4

I have a numpy array of integer tuples of length 3 (x) and a numpy array of integer tuples of length 2 (y).

x = numpy.array([[3, 4, 5], [5, 12, 13], [6, 8, 10], [7, 24, 25]]) #first 4 elem
y = numpy.array([[3, 4], [4, 5], [3, 5], [5, 12]]) # first 4 elem

I am trying to compare elements within array y: [a, b] and [b, c] and [a, c] that are subsets of a single element [a, b, c] within array x. I call this function union. My loop heavy method to find the union is shown below. This is not too good for my arrays that contain 200K minimum elements.

def union(x, y):
for intx in range (len(x)):
    cond1 = cond2 = cond3 = 0
    for inty in range (len(y)):
        if (y[inty][0] == x[intx][0] and y[inty][1] == x[intx][1]): #[a, b] & [a, b, c]
            print ("condition 1 passed")
            cond1 = 1
        if (y[inty][0] == x[intx][1] and y[inty][1] == x[intx][2]): #[b, c] & [a, b, c]
            print ("condition 2 passed")
            cond2 = 1
        if (y[inty][0] == x[intx][0] and y[inty][1] == x[intx][2]): #[a, c] & [a, b, c]
            print ("condition 3 passed")
            cond3 = 1
        if (cond1 & cond2 & cond3):
            print("union found with ", x[intx])
            cond1 = cond2 = cond3 = 0
return

>>> union(x,y)
condition 1 passed
condition 2 passed
condition 3 passed
union found with  [3 4 5]
condition 1 passed

UPDATE #1: Example 1: This set of x and y have no union:

x = numpy.array([[21, 220, 221]])
y = numpy.array([[21, 220], [20, 21], [220,3021], [1220,3621], [60,221]])
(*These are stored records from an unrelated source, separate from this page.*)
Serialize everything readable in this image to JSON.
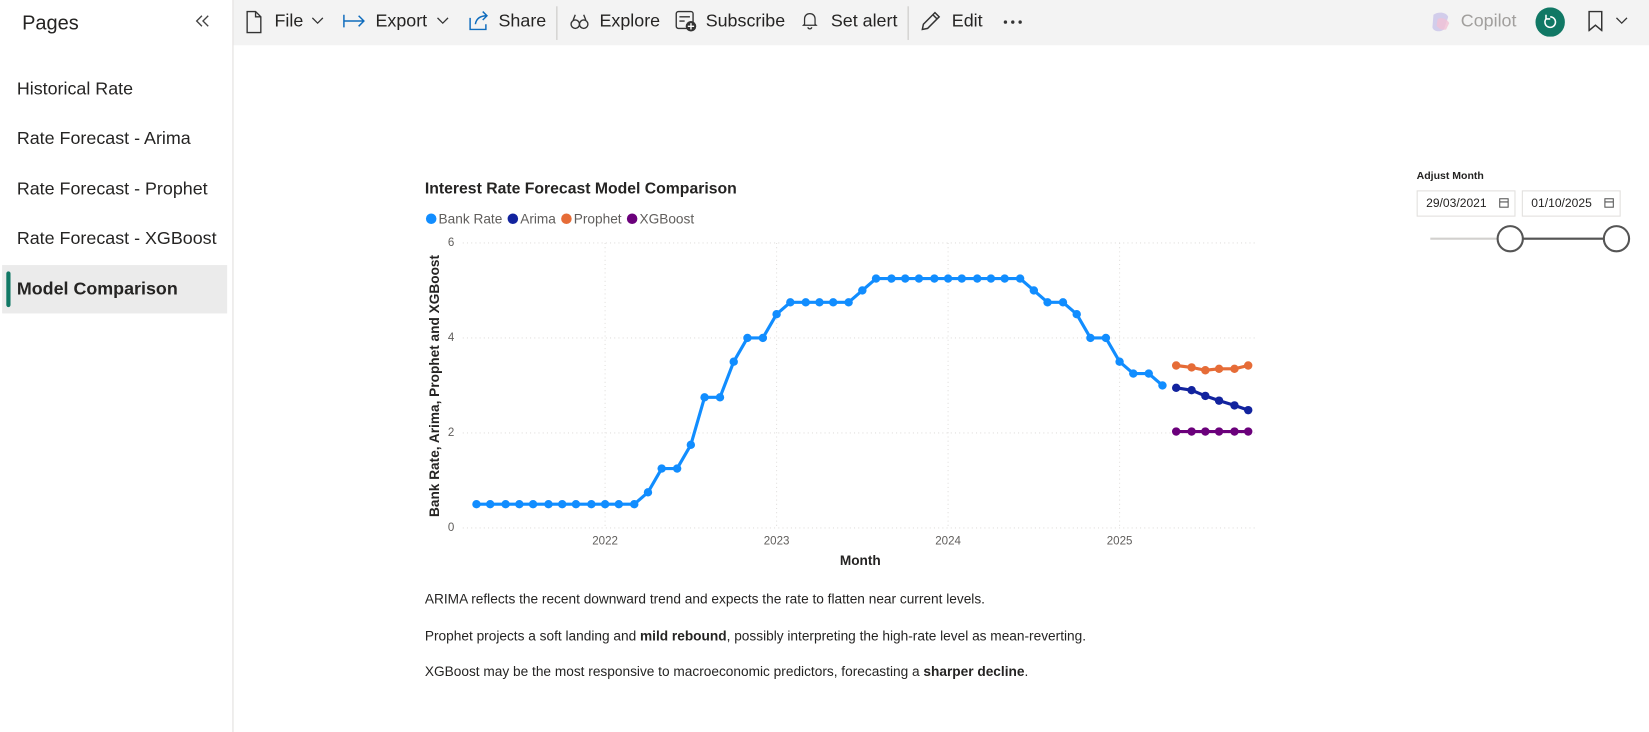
{
  "sidebar": {
    "title": "Pages",
    "pages": [
      "Historical Rate",
      "Rate Forecast - Arima",
      "Rate Forecast - Prophet",
      "Rate Forecast - XGBoost",
      "Model Comparison"
    ]
  },
  "toolbar": {
    "file": "File",
    "export": "Export",
    "share": "Share",
    "explore": "Explore",
    "subscribe": "Subscribe",
    "set_alert": "Set alert",
    "edit": "Edit",
    "copilot": "Copilot"
  },
  "slicer": {
    "title": "Adjust Month",
    "start": "29/03/2021",
    "end": "01/10/2025"
  },
  "notes": [
    [
      "ARIMA reflects the recent downward trend and expects the rate to flatten near current levels."
    ],
    [
      "Prophet projects a soft landing and ",
      "mild rebound",
      ", possibly interpreting the high-rate level as mean-reverting."
    ],
    [
      "XGBoost may be the most responsive to macroeconomic predictors, forecasting a ",
      "sharper decline",
      "."
    ]
  ],
  "chart_data": {
    "type": "line",
    "title": "Interest Rate Forecast Model Comparison",
    "x_label": "Month",
    "y_label": "Bank Rate, Arima, Prophet and XGBoost",
    "x": [
      2021.25,
      2021.33,
      2021.42,
      2021.5,
      2021.58,
      2021.67,
      2021.75,
      2021.83,
      2021.92,
      2022,
      2022.08,
      2022.17,
      2022.25,
      2022.33,
      2022.42,
      2022.5,
      2022.58,
      2022.67,
      2022.75,
      2022.83,
      2022.92,
      2023,
      2023.08,
      2023.17,
      2023.25,
      2023.33,
      2023.42,
      2023.5,
      2023.58,
      2023.67,
      2023.75,
      2023.83,
      2023.92,
      2024,
      2024.08,
      2024.17,
      2024.25,
      2024.33,
      2024.42,
      2024.5,
      2024.58,
      2024.67,
      2024.75,
      2024.83,
      2024.92,
      2025,
      2025.08,
      2025.17,
      2025.25,
      2025.33,
      2025.42,
      2025.5,
      2025.58,
      2025.67,
      2025.75
    ],
    "series": [
      {
        "name": "Bank Rate",
        "color": "#118dff",
        "values": [
          0.5,
          0.5,
          0.5,
          0.5,
          0.5,
          0.5,
          0.5,
          0.5,
          0.5,
          0.5,
          0.5,
          0.5,
          0.75,
          1.25,
          1.25,
          1.75,
          2.75,
          2.75,
          3.5,
          4.0,
          4.0,
          4.5,
          4.75,
          4.75,
          4.75,
          4.75,
          4.75,
          5.0,
          5.25,
          5.25,
          5.25,
          5.25,
          5.25,
          5.25,
          5.25,
          5.25,
          5.25,
          5.25,
          5.25,
          5.0,
          4.75,
          4.75,
          4.5,
          4.0,
          4.0,
          3.5,
          3.25,
          3.25,
          3.0,
          null,
          null,
          null,
          null,
          null,
          null
        ]
      },
      {
        "name": "Arima",
        "color": "#12239e",
        "values": [
          null,
          null,
          null,
          null,
          null,
          null,
          null,
          null,
          null,
          null,
          null,
          null,
          null,
          null,
          null,
          null,
          null,
          null,
          null,
          null,
          null,
          null,
          null,
          null,
          null,
          null,
          null,
          null,
          null,
          null,
          null,
          null,
          null,
          null,
          null,
          null,
          null,
          null,
          null,
          null,
          null,
          null,
          null,
          null,
          null,
          null,
          null,
          null,
          null,
          2.95,
          2.9,
          2.78,
          2.68,
          2.58,
          2.48
        ]
      },
      {
        "name": "Prophet",
        "color": "#e66c37",
        "values": [
          null,
          null,
          null,
          null,
          null,
          null,
          null,
          null,
          null,
          null,
          null,
          null,
          null,
          null,
          null,
          null,
          null,
          null,
          null,
          null,
          null,
          null,
          null,
          null,
          null,
          null,
          null,
          null,
          null,
          null,
          null,
          null,
          null,
          null,
          null,
          null,
          null,
          null,
          null,
          null,
          null,
          null,
          null,
          null,
          null,
          null,
          null,
          null,
          null,
          3.42,
          3.38,
          3.32,
          3.35,
          3.35,
          3.42
        ]
      },
      {
        "name": "XGBoost",
        "color": "#6b007b",
        "values": [
          null,
          null,
          null,
          null,
          null,
          null,
          null,
          null,
          null,
          null,
          null,
          null,
          null,
          null,
          null,
          null,
          null,
          null,
          null,
          null,
          null,
          null,
          null,
          null,
          null,
          null,
          null,
          null,
          null,
          null,
          null,
          null,
          null,
          null,
          null,
          null,
          null,
          null,
          null,
          null,
          null,
          null,
          null,
          null,
          null,
          null,
          null,
          null,
          null,
          2.03,
          2.03,
          2.03,
          2.03,
          2.03,
          2.03
        ]
      }
    ],
    "xlim": [
      2021.17,
      2025.8
    ],
    "xticks": [
      2022,
      2023,
      2024,
      2025
    ],
    "ylim": [
      0,
      6
    ],
    "yticks": [
      0,
      2,
      4,
      6
    ],
    "grid": true
  }
}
UPDATE #2: Example 2: This set of x and y have no union:

x = numpy.array([[43, 924, 925]])
y = numpy.array([[43, 924], [924, 1643], [924,4307], [72, 925]])
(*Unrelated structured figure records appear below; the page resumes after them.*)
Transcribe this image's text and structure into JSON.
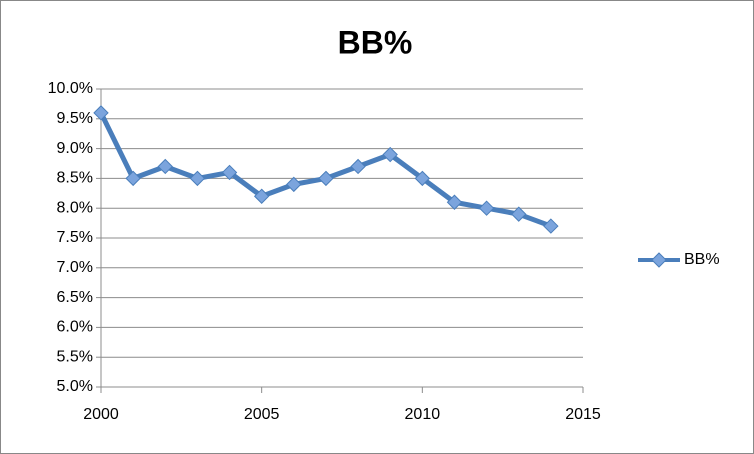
{
  "chart_data": {
    "type": "line",
    "title": "BB%",
    "x": [
      2000,
      2001,
      2002,
      2003,
      2004,
      2005,
      2006,
      2007,
      2008,
      2009,
      2010,
      2011,
      2012,
      2013,
      2014
    ],
    "series": [
      {
        "name": "BB%",
        "color": "#4a7ebb",
        "values": [
          9.6,
          8.5,
          8.7,
          8.5,
          8.6,
          8.2,
          8.4,
          8.5,
          8.7,
          8.9,
          8.5,
          8.1,
          8.0,
          7.9,
          7.7
        ]
      }
    ],
    "xlim": [
      2000,
      2015
    ],
    "xticks": [
      2000,
      2005,
      2010,
      2015
    ],
    "ylim": [
      5,
      10
    ],
    "yticks": [
      {
        "value": 5,
        "label": "5.0%"
      },
      {
        "value": 5.5,
        "label": "5.5%"
      },
      {
        "value": 6,
        "label": "6.0%"
      },
      {
        "value": 6.5,
        "label": "6.5%"
      },
      {
        "value": 7,
        "label": "7.0%"
      },
      {
        "value": 7.5,
        "label": "7.5%"
      },
      {
        "value": 8,
        "label": "8.0%"
      },
      {
        "value": 8.5,
        "label": "8.5%"
      },
      {
        "value": 9,
        "label": "9.0%"
      },
      {
        "value": 9.5,
        "label": "9.5%"
      },
      {
        "value": 10,
        "label": "10.0%"
      }
    ],
    "grid": true,
    "legend": "right"
  }
}
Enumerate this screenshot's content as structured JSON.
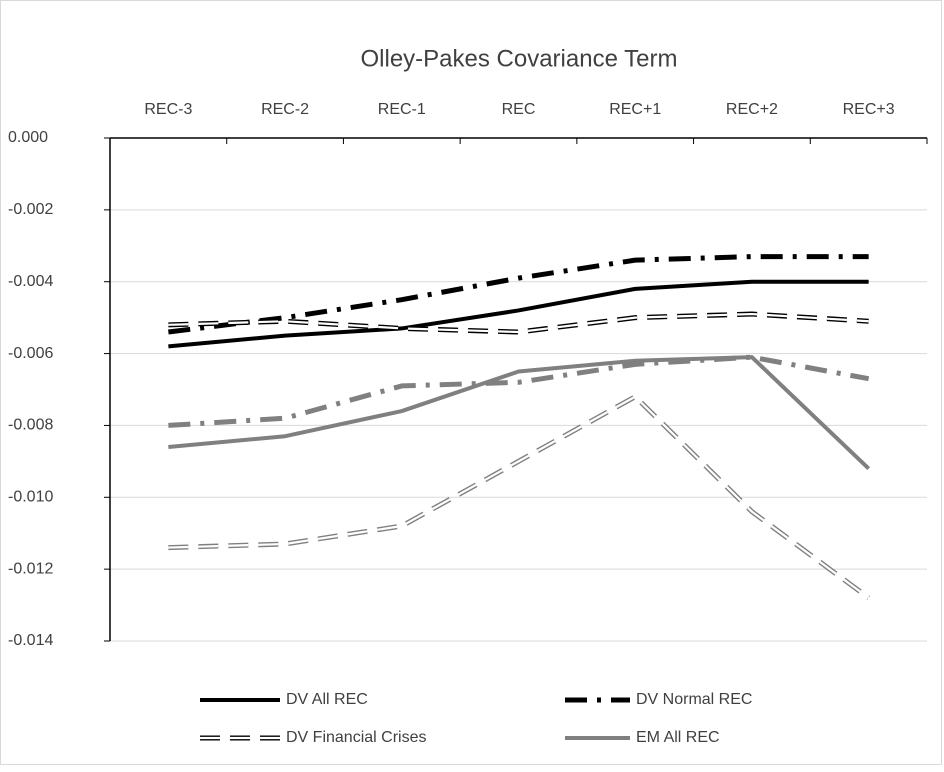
{
  "chart_data": {
    "type": "line",
    "title": "Olley-Pakes Covariance Term",
    "categories": [
      "REC-3",
      "REC-2",
      "REC-1",
      "REC",
      "REC+1",
      "REC+2",
      "REC+3"
    ],
    "ylim": [
      -0.014,
      0
    ],
    "yticks": [
      {
        "value": 0,
        "label": "0.000"
      },
      -0.002,
      -0.004,
      -0.006,
      -0.008,
      {
        "value": -0.01,
        "label": "-0.010"
      },
      -0.012,
      -0.014
    ],
    "grid": true,
    "legend": "bottom",
    "series": [
      {
        "name": "DV All REC",
        "color": "#000000",
        "style": "solid",
        "values": [
          -0.0058,
          -0.0055,
          -0.0053,
          -0.0048,
          -0.0042,
          -0.004,
          -0.004
        ]
      },
      {
        "name": "DV Normal REC",
        "color": "#000000",
        "style": "dashdot",
        "values": [
          -0.0054,
          -0.005,
          -0.0045,
          -0.0039,
          -0.0034,
          -0.0033,
          -0.0033
        ]
      },
      {
        "name": "DV Financial Crises",
        "color": "#000000",
        "style": "double-dash",
        "values": [
          -0.0052,
          -0.0051,
          -0.0053,
          -0.0054,
          -0.005,
          -0.0049,
          -0.0051
        ]
      },
      {
        "name": "EM All REC",
        "color": "#808080",
        "style": "solid",
        "values": [
          -0.0086,
          -0.0083,
          -0.0076,
          -0.0065,
          -0.0062,
          -0.0061,
          -0.0092
        ]
      },
      {
        "color": "#808080",
        "style": "dashdot",
        "values": [
          -0.008,
          -0.0078,
          -0.0069,
          -0.0068,
          -0.0063,
          -0.0061,
          -0.0067
        ]
      },
      {
        "color": "#808080",
        "style": "double-dash",
        "values": [
          -0.0114,
          -0.0113,
          -0.0108,
          -0.009,
          -0.0072,
          -0.0104,
          -0.0128
        ]
      }
    ]
  }
}
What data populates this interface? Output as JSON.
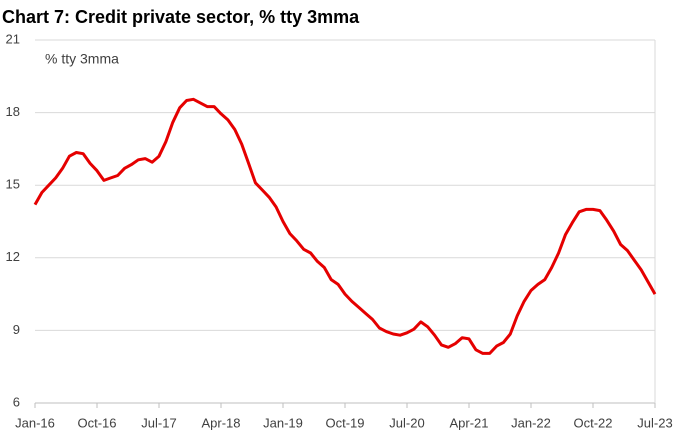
{
  "chart_data": {
    "type": "line",
    "title": "Chart 7: Credit private sector, % tty 3mma",
    "annotation": "% tty 3mma",
    "categories": [
      "Jan-16",
      null,
      null,
      null,
      null,
      null,
      null,
      null,
      null,
      "Oct-16",
      null,
      null,
      null,
      null,
      null,
      null,
      null,
      null,
      "Jul-17",
      null,
      null,
      null,
      null,
      null,
      null,
      null,
      null,
      "Apr-18",
      null,
      null,
      null,
      null,
      null,
      null,
      null,
      null,
      "Jan-19",
      null,
      null,
      null,
      null,
      null,
      null,
      null,
      null,
      "Oct-19",
      null,
      null,
      null,
      null,
      null,
      null,
      null,
      null,
      "Jul-20",
      null,
      null,
      null,
      null,
      null,
      null,
      null,
      null,
      "Apr-21",
      null,
      null,
      null,
      null,
      null,
      null,
      null,
      null,
      "Jan-22",
      null,
      null,
      null,
      null,
      null,
      null,
      null,
      null,
      "Oct-22",
      null,
      null,
      null,
      null,
      null,
      null,
      null,
      null,
      "Jul-23"
    ],
    "series": [
      {
        "name": "Credit private sector",
        "color": "#e50000",
        "values": [
          14.2,
          14.7,
          15.0,
          15.3,
          15.7,
          16.2,
          16.35,
          16.3,
          15.9,
          15.6,
          15.2,
          15.3,
          15.4,
          15.7,
          15.85,
          16.05,
          16.1,
          15.95,
          16.2,
          16.8,
          17.6,
          18.2,
          18.5,
          18.55,
          18.4,
          18.25,
          18.25,
          17.95,
          17.7,
          17.3,
          16.7,
          15.9,
          15.1,
          14.8,
          14.5,
          14.1,
          13.5,
          13.0,
          12.7,
          12.35,
          12.2,
          11.85,
          11.6,
          11.1,
          10.9,
          10.5,
          10.2,
          9.95,
          9.7,
          9.45,
          9.1,
          8.95,
          8.85,
          8.8,
          8.9,
          9.05,
          9.35,
          9.15,
          8.8,
          8.4,
          8.3,
          8.45,
          8.7,
          8.65,
          8.2,
          8.05,
          8.05,
          8.35,
          8.5,
          8.85,
          9.6,
          10.2,
          10.65,
          10.9,
          11.1,
          11.6,
          12.2,
          12.95,
          13.45,
          13.9,
          14.0,
          14.0,
          13.95,
          13.55,
          13.1,
          12.55,
          12.3,
          11.9,
          11.5,
          11.0,
          10.5
        ]
      }
    ],
    "ylim": [
      6,
      21
    ],
    "yticks": [
      6,
      9,
      12,
      15,
      18,
      21
    ],
    "grid": true
  }
}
Example 3: Here is a set of x and y that have a union of [4, 8, 16].

x = numpy.array([[4, 8, 16], [8, 4, 16]])
y = numpy.array([[4, 8], [8, 16], [4, 16]])

Example 4: Here is a set of x and y that have a union of [12, 14, 15].

x = numpy.array([[12, 13, 15], [12, 14, 15]])
y = numpy.array([[12, 14], [12, 13], [12, 15], [14, 15]])

Summary: In general terms, array x and y will have a union of [a, b, c] if

x = numpy.array([[a, b, c], ...])
y = numpy.array([[a, b], [b, c], [a, c],...])

or random ordering in y

y = numpy.array([[...[b, c], [a, c], ... [a, b]])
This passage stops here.